Cornelius Bierer ist Fotograf und Filmemacher aus Ulm. 2013 war er für ein Wochenende in Istanbul. Mit seiner Kamera. Und fing Bilder, Licht und Bewegungen ein. Der dabei entstandene Film zeichnet eine Atmosphäre der Stadt. Zeigt ihren Zauber, ihre Fülle, ihre Fremdartigkeit und faszinierende Sogkraft. Der Filmemacher bekommt des Öfteren Nachrichten von Einheimischen, die den Film mögen und meinen, er zeige Istanbul von einer besonderen Seite. Einer kommentierte unter dem Video: “Vielen Dank, ich habe meine Stadt wiederenteckt.”

Auf seiner Webseite zitiert Cornelius Bierer Henry David Thoreau: “It’s not what you look at that matters. It’s what you see.” Wir haben ihm zur Entstehung des Videoclips “Istanbul” und über das Filmemachen generell ein paar Fragen gestellt.

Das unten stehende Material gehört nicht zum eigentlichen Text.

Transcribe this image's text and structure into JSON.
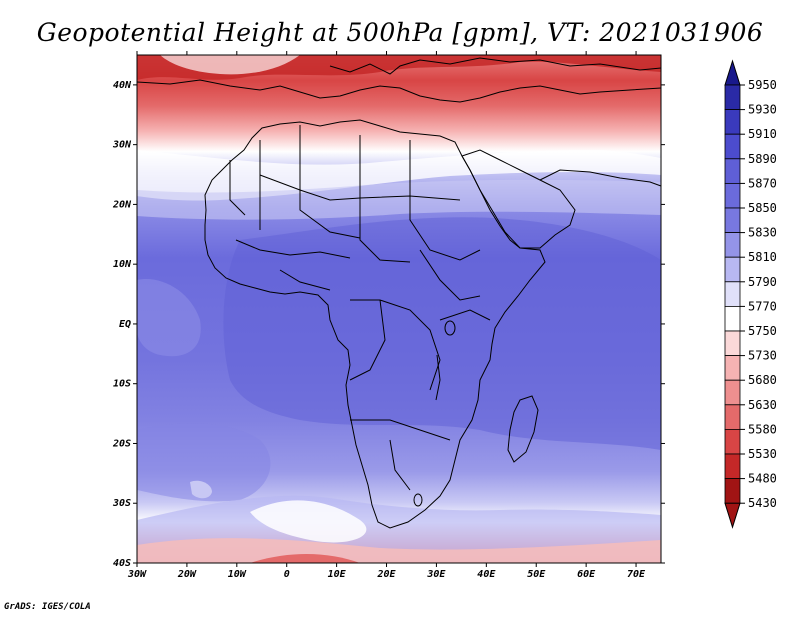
{
  "title": "Geopotential Height at 500hPa [gpm], VT: 2021031906",
  "credit": "GrADS: IGES/COLA",
  "map": {
    "lon_range": [
      -30,
      75
    ],
    "lat_range": [
      -40,
      45
    ],
    "lon_ticks": [
      "30W",
      "20W",
      "10W",
      "0",
      "10E",
      "20E",
      "30E",
      "40E",
      "50E",
      "60E",
      "70E"
    ],
    "lat_ticks": [
      "40N",
      "30N",
      "20N",
      "10N",
      "EQ",
      "10S",
      "20S",
      "30S",
      "40S"
    ]
  },
  "colorbar": {
    "levels": [
      "5950",
      "5930",
      "5910",
      "5890",
      "5870",
      "5850",
      "5830",
      "5810",
      "5790",
      "5770",
      "5750",
      "5730",
      "5680",
      "5630",
      "5580",
      "5530",
      "5480",
      "5430"
    ],
    "colors": [
      "#19198c",
      "#2a2aa6",
      "#3a3abd",
      "#4c4cce",
      "#5f5fd6",
      "#6b6bdc",
      "#7878e0",
      "#9494e8",
      "#b8b8f2",
      "#e0e0f9",
      "#ffffff",
      "#fbd9d9",
      "#f6b3b3",
      "#ee8f8f",
      "#e46a6a",
      "#d84545",
      "#c42828",
      "#a11414"
    ]
  }
}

Was bedeutet Henry David Thoreaus Zitat für dich?

Cornelius Bierer: Das Zitat spricht für meinen Anspruch an die Arbeit, wie wahrscheinlich bei vielen anderen Fotografen und Filmemachern auch. Manche Menschen sehen einen bewölkten Himmel und stören sich daran, dass die Sonne wieder nicht wirklich durchkommt. Ein anderer blickt ihn sich möglicherweise an und denkt darüber nach, wie schön doch die einzelnen Sonnenstrahlen durch die dramatische Wolkendecke brechen. Wenn ich etwas filme, dann nicht wegen dem abgebildeten Objekt an sich, sondern mit einer Aussage im Hinterkopf, die ich damit treffen oder der Emotion, die ich dadurch vermitteln will.

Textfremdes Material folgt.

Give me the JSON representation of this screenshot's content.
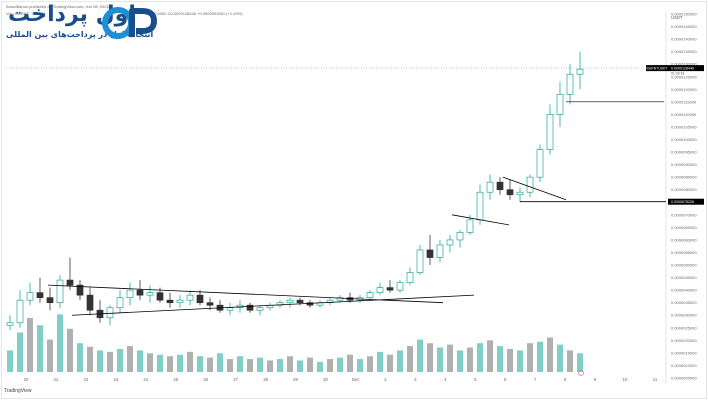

Wie bist du bei deinem Film “Istanbul” vorgegangen?

Cornelius Bierer: Der Film über Istanbul entstand eigentlich völlig spontan und ungeplant. Ich bin über ein Wochenende nach Istanbul geflogen und entschied mich kurzfristig, nicht nur zu fotografieren, sondern auch ein paar Szenen zu filmen und dann zu schauen, was sich daraus zusammenschneiden lässt. Ich besuchte die berühmten Orte Istanbuls und wenn mich ein Bild visuell oder emotional angesprochen hat, habe ich es vorsichtshalber einmal aufgenommen. Am Ende kam eine Flut an Aufnahmen zusammen, und es war schwer, den Film auf eine massentaugliche Länge zu kürzen. Aber so lernt man natürlich, dass Planung bei einem Film sehr wichtig ist – man erspart sich einiges an Arbeit. Das war damals mein erstes filmerisches Rumprobieren mit meiner Spiegelreflexkamera. Vorher habe ich vor allem fotografiert.

Was hat dich an dem Medimum Film dann so begeistert?

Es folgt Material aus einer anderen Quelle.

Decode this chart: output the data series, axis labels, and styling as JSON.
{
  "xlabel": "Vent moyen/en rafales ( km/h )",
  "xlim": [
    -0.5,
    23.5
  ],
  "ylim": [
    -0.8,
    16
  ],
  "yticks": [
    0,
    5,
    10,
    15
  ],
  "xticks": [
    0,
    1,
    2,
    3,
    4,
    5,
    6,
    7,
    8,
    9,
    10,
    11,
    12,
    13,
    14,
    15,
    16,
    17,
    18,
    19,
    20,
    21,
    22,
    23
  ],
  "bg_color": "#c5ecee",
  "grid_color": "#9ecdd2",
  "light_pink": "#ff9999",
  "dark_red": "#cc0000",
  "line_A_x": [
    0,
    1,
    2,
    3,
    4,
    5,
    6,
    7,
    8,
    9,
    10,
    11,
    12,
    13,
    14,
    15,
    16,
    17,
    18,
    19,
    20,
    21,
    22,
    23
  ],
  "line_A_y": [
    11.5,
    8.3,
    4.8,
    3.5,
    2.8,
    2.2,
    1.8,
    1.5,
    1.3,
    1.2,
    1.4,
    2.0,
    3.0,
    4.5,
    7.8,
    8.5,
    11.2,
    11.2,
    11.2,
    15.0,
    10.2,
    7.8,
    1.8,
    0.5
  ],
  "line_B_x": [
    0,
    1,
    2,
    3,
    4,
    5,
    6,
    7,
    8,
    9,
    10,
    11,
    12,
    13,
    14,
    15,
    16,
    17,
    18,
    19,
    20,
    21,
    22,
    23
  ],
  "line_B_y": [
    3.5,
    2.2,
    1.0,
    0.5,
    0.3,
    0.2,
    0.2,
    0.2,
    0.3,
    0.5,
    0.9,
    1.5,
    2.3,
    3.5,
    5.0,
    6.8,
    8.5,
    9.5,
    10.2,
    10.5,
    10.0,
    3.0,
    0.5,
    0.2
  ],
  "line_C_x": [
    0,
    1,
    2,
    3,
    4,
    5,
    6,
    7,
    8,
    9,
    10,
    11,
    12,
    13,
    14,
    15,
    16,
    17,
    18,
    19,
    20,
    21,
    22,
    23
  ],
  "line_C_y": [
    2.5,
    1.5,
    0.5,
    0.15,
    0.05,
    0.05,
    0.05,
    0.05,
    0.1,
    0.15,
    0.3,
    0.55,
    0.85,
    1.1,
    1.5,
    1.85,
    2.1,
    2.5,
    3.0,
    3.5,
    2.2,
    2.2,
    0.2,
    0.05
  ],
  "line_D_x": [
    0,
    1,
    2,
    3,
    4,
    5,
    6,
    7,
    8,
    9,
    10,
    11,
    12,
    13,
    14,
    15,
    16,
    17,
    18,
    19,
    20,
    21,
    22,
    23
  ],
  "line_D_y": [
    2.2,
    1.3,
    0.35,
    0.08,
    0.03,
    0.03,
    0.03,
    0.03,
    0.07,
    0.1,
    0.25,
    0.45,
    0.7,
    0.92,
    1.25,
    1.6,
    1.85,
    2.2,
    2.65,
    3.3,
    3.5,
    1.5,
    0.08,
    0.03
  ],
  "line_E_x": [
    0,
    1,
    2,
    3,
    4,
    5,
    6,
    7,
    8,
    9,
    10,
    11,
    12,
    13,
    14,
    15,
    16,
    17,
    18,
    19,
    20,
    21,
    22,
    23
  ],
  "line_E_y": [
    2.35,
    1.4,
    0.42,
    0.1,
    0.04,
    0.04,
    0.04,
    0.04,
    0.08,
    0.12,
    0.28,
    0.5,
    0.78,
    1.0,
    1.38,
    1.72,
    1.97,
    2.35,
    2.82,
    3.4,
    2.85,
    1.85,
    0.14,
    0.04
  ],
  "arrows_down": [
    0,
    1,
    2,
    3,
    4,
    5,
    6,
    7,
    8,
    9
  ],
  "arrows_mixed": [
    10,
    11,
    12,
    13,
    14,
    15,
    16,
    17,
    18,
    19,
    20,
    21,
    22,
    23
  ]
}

Cornelius Bierer: Das Medium Film kann so vieles vereinen. Es ist ein Zusammenspiel aus Bild, Musik und gesprochenem Wort – je nach Film vielleicht auch nur zwei der drei genannten. Durch diese Vereinigung hat man ganz andere Möglichkeiten, Informationen oder Emotionen zu vermitteln. Mein persönlicher Slogan ist ja “telling more stories – with less words”. Damit will ich nicht sagen, dass in meinen Filmen kein gesprochenes Wort vorkommt. Doch mit einem gut gestalteten Film kann man in viel kürzerer Zeit Dinge vermitteln und braucht auch demensprechend weniger Worte, weil sich vieles durch das Zusammenspiel von Bild, Musik und gesprochenem Wort viel einfacher, schneller und oftmals auch ansprechender vermitteln lässt. Das bezieht sich auch wieder auf das Zitat von Henry David Thoreau: Mir ist es schon einige Male passiert, dass ich zu einem meiner Freunde gesagt habe, sie sollen doch einmal den Wolkenhimmel genauer betrachten, wie dramatisch die Sonne durch das riesige Wolkenbett bricht, und wie imposant und schön das eigentlich wirkt. Meistens bekam ich dann auf so eine Aussage die Antwort: “Stimmt, so ist mir das noch gar nicht aufgefallen.” Und mit meinen Filmen mache ich eigentlich nichts anderes.